IFC film news calls The Ruins “the extreme end of that growing “Hostel”/”Turistas” subgenre of films embodying America’s suspicions that everyone else in the world would like to violently kill us — in this case, even the local plant life.” In the case of The Mist, of course, it’s the fauna rather than the flora, but as one reviewer on IMDB commented, doesn’t the dimension that these creatures came from have any other inhabitants, such as fluffy extraterrestrial bunnies or (heavens) plants? And in the spirit of Paul Leggett, who states that “the horror film gives us an insight into the spiritual condition of our culture. This has been true for almost a century. The nature and tone of horror films reveal the outlook and fears of the culture”, one might wonder precisely what the heck the apparent attraction to 70s-esque paranoid horror means about us.
Why are commenters on Amazon and IMDB so hostile to critics, so protective of these works? They certainly appear to be. I plan to analyse the comments at some point to get a feel for how much the actual frequencies of rebuttals in comments vary from other subgenres or occurrences, but qualitatively it looks like it happens a lot. Is this a ‘you love it or hate it’ effect, and if so, what are those who hate this particular subgenre missing? What is the meme hook that provides emotional susceptibility to slasher movies in which everybody dies - for no good reason?

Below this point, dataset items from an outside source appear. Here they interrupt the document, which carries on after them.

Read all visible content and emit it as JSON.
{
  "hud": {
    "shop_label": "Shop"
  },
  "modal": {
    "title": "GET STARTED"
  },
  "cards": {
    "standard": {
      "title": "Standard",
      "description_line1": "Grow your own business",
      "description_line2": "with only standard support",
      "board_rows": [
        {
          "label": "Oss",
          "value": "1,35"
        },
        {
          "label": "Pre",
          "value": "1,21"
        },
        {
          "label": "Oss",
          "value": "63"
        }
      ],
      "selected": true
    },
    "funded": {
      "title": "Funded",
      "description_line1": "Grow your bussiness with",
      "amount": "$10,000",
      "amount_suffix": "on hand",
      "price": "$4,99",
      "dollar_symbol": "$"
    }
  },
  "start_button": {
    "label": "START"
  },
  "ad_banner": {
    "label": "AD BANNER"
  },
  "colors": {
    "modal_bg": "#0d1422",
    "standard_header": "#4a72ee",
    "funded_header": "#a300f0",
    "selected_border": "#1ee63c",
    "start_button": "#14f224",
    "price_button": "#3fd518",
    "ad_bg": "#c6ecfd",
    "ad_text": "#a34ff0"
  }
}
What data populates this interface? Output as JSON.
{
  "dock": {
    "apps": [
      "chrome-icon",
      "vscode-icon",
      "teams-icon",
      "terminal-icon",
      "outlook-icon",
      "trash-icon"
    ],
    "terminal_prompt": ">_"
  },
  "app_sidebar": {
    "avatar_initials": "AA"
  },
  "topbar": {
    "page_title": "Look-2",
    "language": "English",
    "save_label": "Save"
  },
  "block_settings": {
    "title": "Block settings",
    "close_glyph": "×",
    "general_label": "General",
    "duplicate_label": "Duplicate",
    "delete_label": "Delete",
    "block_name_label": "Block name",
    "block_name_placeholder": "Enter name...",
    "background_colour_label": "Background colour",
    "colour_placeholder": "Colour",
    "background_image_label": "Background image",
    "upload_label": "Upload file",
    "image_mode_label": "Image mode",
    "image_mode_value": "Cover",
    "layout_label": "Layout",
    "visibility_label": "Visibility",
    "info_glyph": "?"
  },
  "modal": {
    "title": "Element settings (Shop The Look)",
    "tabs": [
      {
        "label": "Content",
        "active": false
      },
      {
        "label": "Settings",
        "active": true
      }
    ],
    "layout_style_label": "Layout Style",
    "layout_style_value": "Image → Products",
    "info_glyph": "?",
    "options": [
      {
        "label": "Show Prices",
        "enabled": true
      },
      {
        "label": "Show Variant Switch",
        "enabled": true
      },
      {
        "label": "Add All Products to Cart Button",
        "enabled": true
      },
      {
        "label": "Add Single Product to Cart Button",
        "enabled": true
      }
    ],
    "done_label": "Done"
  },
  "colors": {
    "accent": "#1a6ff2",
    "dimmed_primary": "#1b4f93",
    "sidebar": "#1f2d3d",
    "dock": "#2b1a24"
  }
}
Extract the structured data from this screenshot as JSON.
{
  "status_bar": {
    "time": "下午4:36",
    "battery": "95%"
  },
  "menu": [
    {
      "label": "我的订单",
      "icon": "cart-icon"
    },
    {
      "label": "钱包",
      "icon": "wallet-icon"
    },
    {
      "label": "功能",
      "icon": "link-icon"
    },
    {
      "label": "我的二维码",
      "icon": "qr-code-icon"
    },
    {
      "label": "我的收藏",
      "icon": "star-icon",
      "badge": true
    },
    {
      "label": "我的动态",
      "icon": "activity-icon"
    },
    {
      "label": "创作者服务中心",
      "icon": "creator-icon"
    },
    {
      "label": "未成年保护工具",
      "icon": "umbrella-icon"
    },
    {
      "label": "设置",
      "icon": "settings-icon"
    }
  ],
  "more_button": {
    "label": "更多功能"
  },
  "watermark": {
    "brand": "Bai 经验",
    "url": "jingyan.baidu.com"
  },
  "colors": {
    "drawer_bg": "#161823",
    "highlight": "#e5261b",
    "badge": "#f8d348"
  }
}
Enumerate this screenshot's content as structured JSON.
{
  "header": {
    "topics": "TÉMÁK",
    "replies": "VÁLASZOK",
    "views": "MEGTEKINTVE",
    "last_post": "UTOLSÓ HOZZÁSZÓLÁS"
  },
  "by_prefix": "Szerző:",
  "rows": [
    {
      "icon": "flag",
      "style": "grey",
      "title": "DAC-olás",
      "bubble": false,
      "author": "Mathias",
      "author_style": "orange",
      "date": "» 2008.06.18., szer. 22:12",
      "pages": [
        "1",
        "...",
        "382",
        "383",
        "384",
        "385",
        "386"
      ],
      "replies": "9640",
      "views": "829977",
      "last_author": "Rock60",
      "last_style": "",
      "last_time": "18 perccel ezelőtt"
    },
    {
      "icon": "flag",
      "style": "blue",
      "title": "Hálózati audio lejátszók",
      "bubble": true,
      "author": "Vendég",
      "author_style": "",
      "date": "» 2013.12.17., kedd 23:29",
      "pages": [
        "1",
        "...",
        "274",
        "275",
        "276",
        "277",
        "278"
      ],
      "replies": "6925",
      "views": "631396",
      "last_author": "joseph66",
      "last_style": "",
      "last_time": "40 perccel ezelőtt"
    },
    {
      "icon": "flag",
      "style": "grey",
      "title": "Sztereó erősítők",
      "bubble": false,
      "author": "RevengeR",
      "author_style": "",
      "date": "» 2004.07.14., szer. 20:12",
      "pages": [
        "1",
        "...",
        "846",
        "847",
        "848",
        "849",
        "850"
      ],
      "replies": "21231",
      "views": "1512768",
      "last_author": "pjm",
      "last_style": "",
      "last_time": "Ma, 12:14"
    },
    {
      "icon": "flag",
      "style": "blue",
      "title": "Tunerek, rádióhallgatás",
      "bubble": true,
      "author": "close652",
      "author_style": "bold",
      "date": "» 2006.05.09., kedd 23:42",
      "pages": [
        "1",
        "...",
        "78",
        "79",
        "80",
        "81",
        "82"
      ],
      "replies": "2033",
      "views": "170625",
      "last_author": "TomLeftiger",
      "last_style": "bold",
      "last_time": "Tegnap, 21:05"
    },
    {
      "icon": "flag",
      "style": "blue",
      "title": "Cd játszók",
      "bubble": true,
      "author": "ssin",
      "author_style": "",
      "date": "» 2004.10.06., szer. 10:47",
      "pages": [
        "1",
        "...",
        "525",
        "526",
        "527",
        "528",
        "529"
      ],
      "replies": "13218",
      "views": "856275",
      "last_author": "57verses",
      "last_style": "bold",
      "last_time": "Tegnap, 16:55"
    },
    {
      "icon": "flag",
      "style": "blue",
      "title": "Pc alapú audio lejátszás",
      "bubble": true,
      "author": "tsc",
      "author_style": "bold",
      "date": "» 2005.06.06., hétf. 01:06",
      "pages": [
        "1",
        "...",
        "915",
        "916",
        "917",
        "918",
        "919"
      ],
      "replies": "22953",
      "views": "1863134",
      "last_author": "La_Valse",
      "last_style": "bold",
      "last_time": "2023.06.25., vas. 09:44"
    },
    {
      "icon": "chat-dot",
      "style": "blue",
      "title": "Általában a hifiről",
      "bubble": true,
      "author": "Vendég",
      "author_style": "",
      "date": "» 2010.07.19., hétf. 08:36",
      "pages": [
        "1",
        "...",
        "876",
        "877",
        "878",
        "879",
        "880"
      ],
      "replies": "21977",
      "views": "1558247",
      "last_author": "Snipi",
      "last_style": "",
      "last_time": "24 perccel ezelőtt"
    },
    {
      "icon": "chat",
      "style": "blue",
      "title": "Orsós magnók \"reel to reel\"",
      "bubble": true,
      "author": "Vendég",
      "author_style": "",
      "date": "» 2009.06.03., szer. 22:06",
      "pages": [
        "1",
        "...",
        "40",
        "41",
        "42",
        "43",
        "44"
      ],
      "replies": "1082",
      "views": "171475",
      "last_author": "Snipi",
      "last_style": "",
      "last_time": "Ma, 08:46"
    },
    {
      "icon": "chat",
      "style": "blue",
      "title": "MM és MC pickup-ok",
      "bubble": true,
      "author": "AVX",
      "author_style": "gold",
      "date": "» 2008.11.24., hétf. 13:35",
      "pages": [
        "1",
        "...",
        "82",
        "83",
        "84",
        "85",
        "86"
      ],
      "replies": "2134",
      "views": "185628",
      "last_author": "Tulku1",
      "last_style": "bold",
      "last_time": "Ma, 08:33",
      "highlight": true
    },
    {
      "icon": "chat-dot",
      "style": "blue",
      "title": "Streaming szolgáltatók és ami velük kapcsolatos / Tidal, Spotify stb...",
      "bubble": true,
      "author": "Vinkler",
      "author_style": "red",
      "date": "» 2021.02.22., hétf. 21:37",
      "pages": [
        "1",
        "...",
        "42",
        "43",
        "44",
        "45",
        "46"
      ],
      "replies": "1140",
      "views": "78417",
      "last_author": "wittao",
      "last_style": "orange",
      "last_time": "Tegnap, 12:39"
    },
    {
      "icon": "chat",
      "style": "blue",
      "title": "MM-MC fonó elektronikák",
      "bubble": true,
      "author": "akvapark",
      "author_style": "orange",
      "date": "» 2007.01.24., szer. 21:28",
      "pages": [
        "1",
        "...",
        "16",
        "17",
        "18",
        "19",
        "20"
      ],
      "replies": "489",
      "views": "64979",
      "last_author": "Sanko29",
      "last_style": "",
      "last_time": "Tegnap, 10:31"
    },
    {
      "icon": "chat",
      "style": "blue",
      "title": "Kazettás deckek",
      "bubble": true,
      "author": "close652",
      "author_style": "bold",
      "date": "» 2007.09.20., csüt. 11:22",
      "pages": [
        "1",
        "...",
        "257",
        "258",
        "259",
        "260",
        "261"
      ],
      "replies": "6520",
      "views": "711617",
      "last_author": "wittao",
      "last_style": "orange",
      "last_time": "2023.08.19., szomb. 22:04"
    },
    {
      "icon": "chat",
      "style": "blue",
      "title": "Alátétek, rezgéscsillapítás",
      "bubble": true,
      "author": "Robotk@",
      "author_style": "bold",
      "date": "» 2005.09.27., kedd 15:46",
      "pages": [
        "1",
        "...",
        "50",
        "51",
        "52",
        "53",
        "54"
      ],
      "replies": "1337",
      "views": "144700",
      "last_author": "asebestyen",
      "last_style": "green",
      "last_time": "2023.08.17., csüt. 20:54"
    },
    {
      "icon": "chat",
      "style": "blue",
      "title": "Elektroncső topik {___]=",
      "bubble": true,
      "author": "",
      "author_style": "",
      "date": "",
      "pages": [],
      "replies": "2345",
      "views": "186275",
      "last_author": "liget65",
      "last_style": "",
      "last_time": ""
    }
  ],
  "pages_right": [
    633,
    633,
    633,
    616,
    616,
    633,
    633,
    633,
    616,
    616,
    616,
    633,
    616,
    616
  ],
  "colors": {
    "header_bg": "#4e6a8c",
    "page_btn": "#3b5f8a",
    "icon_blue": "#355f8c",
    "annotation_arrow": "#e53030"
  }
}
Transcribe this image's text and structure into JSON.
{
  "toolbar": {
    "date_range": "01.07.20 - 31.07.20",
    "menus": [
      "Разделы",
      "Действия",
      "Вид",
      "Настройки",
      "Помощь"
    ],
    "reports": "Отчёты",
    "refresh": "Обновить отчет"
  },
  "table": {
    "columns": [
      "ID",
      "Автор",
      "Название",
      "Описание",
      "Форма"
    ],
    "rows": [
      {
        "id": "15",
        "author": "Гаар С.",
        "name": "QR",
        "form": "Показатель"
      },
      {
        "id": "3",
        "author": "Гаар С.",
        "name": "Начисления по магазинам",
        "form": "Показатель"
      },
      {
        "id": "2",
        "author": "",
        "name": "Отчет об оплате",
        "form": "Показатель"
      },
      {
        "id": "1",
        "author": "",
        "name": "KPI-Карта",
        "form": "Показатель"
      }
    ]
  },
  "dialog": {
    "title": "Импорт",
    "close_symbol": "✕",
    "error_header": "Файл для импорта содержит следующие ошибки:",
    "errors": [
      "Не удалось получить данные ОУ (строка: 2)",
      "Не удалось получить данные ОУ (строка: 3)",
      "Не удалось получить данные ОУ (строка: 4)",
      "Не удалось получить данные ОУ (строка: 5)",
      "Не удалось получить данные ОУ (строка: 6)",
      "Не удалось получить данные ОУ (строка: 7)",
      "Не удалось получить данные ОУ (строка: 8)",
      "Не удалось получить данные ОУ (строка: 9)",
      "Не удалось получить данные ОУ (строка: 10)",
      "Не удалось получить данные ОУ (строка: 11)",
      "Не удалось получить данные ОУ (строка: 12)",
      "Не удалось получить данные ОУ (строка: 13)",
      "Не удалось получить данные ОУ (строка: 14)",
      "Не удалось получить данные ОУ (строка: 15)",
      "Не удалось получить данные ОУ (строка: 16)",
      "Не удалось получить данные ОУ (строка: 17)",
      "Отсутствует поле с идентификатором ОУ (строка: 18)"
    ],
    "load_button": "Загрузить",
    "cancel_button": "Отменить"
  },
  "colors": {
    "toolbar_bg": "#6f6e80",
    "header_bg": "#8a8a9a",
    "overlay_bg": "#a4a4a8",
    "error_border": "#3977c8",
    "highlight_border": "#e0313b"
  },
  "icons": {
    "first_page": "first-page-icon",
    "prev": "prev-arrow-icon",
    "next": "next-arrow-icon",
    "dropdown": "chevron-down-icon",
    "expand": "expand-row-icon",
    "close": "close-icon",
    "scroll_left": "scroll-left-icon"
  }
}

I haven’t been able to get hold of a copy of this paper yet, but Daniel Shaw apparently separated horror into the following genres in ‘Power, Horror, and Ambivalence’: 1, a sort of ‘power-driven’ horror, in which the audience derives pleasure from the sheer power and control of the monster or serial killer, and 2, ‘nihilistic horror’, in which the monster or serial killer seems to be out of control, and therefore powerless. He writes:
‘deeply disturbing and hence not as pleasurable as the bulk of horror films we have been discussing, works of nihilistic horror provide the negative to the positive image of monsters and serial killers that I have been contending comes from their power. Our response to nihilistic horror is different precisely because it denies us the pleasure of identifying with truly powerful (human) protagonists and superhuman antagonists. Like a deer caught in the headlights on a pitch black night, we quiver at the prospect of such an absurd and meaningless fate’
I’m not sure the fate is what gets me. Death by Hollywood cliche is not my worst nightmare. Rather, what concerns me is the idea that for some reason, at least enough people to generate those Amazon comments not only find something extremely attractive in the topic, but are driven to haunt web spaces related to these media in order to defend them in public. To misquote Tori Amos, sometimes I think the national psyche just needs a cup of hot chocolate and a blankie.